Anna Katharina Hahn: Am Schwarzen Berg

Über Tage

Anna Katharina Hahn geht hinein. Mit zarter Präzision schürft sie in den Stuttgarter Vorstadtgärten, zwischen Carports und Buchenhecken. Sie geht in die guten Stuben, öffnet das Innerste, die Schubladen, die Badezimmerschränke, Dachböden, inventarisiert die Dekoration des Banalen.

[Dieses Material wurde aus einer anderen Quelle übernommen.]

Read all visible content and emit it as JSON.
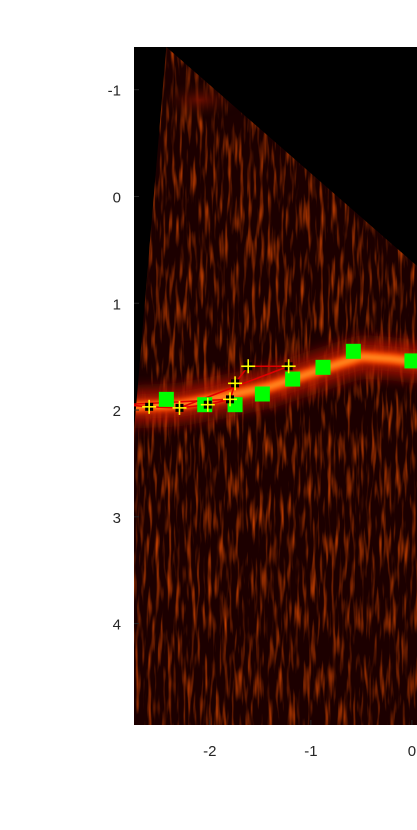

Peter, das von seinen Eltern und den kinderlosen Nachbarn überfürsorgte Einzelkind, auf dem alle nicht-erfüllten Hoffnungen der leiblichen wie der Zieheltern ruhen, will keine Karriere, sondern alles anders machen: mehr Zeit mit seinen beiden Söhnen verbringen, deren Einschulung und Stuttgart 21 verhindern. Als seine Frau Mia ihn daraufhin mit den Kindern verlässt, verliert der Logopäde die Sprache und verwahrlost.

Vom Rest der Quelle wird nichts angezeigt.